We consulted my then-brother-in-law. He was a wildlife biologist with a decidedly unsentimental view of rodents, and he thought we were crazy. "Oh, look," he said in clinical tones as he examined the day's catch, "a common European house mouse." I didn't care what they were called, I just wanted them to stop leaving dog food in my silverware drawer. I was ready to go lethal. Thing is, I strongly suspected that even if we hired an exterminator, a new group would just move in.
But fortunately for the mice, the arrival of spring was upon us, and they always seemed to make off for the great outdoors once the warmth returned. They didn't come back much after that. Perhaps it was a hard winter that year.
Of course, they're just as wily in the great outdoors. Once, when we were backpacking in the Olympic range, I went to hang my food bag on the provided bear wire. It was a magnificent contraption, designed to repel even the cleverest bear. The wire was stretched between two trees about twenty feet off the ground. Through a pulley system, the bag was arranged so that it would hang in the middle of that wire. The bear would literally have had to walk a tightrope for fifteen feet to get to the bag. I placed my double-bagged food into the stuff sack, cinched the drawstring as tightly as I could, and hoisted it up.

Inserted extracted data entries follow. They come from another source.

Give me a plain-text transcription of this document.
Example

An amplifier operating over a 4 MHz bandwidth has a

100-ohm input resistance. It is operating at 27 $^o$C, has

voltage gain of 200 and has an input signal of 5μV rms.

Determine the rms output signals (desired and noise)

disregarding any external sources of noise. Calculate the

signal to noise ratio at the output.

The next morning, I pulled my bag down. It was still cinched as tightly as I had left it the night before. But in the corner of the ziploc holding my trail mix was a tiny hole with jagged edges. There were crumbs all over the bottom of the stuff sack. The Houdini of mice had eaten my trail mix.
I think the bald truth is that humans are no match for mice. Mice, I think, are just far too competent. In a way, it's difficult not to admire them. I'll be reading the comments on Hugo's post to see if anyone offers him a non-lethal fix. I'll be pulling for him.